Yahoo vets back Tomfoolery to put some pizzazz in enterprise software

Some key members of the Yahoo mafia are backing a new enterprise software startup with the very unenterprise-y name of Tomfoolery.  The company’s goal  is to make boring enterprise apps as mobile and easy to use as the best of consumer apps, co-founder Kakul Srivistava told me

tomfoolerypageSrivistava was GM of Flickr, Yahoo’s photo sharing service. Her co-founder Sol Lipman was VP of mobile for AOL and founder of Rally Up, 12seconds tv and Sticky Inc. Now their venture has $ 1.7 million in seed funding from former Yahoo’ers Jerry Yang and Brad Garlinghouse, as well as Ash Patel of Morado Venture Partners, Sam Pullara of Sutter Hill Ventures, David Tisch of Tech Stars NY and Andreessen Horowitz.

Mobile first

The company has a mobile-first plan because most people now pretty much live in and through their small devices, she said. “You can do video conferences, chat, text all on your mobile,” she said. The first app, for iOS, is due in the first quarter. The company will add Android support later.

“There’s growing pain and frustration at the gap between the great tools we have at home and those at work — email and IM — which are 30 years old,” she said.  ”We want lightweight interactions within the culture of the team … IBM and Microsoft are still the leaders in enterprise applications and they’re not who you think about when you think about innovative, social experiences– there’s room for improvement.”

Taking on the dinosaurs

Of course pundits have long predicted the demise of email which, despite complaints, is still going strong. “No one will replace email but it’s an incomplete tool because it’s so prevalent although people use it in a way it’ s not designed for.”
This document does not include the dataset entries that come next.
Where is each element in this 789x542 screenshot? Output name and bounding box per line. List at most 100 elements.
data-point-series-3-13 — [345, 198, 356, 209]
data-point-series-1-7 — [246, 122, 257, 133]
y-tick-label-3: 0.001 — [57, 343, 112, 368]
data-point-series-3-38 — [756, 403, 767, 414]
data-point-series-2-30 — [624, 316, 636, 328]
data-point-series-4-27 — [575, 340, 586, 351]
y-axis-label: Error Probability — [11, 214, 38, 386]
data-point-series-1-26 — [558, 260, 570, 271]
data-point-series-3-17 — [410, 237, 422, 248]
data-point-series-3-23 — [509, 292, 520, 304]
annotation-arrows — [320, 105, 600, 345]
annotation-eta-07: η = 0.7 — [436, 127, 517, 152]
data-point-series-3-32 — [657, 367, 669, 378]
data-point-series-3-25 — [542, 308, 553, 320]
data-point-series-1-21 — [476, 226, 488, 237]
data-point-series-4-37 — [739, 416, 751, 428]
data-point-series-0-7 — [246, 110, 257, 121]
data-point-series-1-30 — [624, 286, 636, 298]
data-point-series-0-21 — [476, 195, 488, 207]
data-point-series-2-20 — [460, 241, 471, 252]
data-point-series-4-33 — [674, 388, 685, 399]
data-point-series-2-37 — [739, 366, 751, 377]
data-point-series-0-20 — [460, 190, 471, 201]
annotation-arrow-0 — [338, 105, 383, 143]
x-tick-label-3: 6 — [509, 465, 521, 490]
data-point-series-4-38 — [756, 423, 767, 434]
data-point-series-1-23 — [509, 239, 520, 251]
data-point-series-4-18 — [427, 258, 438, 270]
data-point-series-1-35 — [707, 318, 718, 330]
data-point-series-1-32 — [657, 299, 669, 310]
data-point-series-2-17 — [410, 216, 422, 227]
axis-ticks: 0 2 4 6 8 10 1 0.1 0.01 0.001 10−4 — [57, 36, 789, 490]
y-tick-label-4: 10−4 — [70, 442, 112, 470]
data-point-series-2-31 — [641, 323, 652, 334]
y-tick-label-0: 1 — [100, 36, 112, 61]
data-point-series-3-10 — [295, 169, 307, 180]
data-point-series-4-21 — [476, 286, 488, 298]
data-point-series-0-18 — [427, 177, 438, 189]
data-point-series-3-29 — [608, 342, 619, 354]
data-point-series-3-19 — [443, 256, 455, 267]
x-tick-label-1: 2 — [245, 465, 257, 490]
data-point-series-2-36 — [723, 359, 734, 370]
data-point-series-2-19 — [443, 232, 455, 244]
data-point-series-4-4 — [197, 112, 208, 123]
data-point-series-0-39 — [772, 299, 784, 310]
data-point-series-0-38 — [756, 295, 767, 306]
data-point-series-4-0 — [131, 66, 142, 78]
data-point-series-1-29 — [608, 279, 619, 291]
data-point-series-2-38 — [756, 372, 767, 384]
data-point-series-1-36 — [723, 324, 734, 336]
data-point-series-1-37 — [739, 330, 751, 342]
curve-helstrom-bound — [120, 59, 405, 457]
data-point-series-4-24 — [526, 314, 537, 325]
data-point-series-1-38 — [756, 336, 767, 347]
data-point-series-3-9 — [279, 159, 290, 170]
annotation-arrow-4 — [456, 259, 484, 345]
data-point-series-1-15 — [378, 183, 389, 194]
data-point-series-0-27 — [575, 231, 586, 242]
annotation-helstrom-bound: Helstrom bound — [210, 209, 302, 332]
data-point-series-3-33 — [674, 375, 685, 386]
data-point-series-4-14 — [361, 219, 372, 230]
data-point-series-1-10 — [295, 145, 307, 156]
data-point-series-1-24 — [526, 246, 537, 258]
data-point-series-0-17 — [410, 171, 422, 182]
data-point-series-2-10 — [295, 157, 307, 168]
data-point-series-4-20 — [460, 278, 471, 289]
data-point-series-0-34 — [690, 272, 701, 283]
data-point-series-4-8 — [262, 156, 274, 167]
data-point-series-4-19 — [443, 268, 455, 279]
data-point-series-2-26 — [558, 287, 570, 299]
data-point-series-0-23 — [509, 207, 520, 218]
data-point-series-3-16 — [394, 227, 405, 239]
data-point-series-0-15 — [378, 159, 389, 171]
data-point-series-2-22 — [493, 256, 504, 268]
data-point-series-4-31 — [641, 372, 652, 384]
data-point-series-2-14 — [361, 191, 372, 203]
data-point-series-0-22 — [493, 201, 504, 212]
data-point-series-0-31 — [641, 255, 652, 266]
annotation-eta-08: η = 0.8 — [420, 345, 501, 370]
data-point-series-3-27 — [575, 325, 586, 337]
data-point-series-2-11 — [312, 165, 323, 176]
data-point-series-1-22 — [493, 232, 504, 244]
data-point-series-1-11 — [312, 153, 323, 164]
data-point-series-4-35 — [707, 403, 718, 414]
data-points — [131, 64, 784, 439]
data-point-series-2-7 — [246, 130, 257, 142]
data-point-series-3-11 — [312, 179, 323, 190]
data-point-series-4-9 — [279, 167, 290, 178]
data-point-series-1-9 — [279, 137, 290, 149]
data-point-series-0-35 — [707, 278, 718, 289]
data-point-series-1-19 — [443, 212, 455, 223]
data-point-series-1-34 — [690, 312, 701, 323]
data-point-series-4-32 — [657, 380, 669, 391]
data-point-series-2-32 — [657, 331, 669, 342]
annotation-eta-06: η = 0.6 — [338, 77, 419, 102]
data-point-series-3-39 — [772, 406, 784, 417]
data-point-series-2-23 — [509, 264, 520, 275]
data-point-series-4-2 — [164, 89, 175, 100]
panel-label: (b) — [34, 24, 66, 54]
Of course, the incumbents are not waiting for startups to pass them by. Microsoft bought Yammer, to bring Twitter-like functionality into the office. Salesforce.com’s Chatter attacks the same problem and this week IBM talked up  Connections which draws on the social networking meme.  I agree with Srivistava, however, that for many workers, especially the younger smartphone-wielding generation, have little patience for the monolithic desktop applications their predecessors used. Mobile first is a valid strategy for that audience.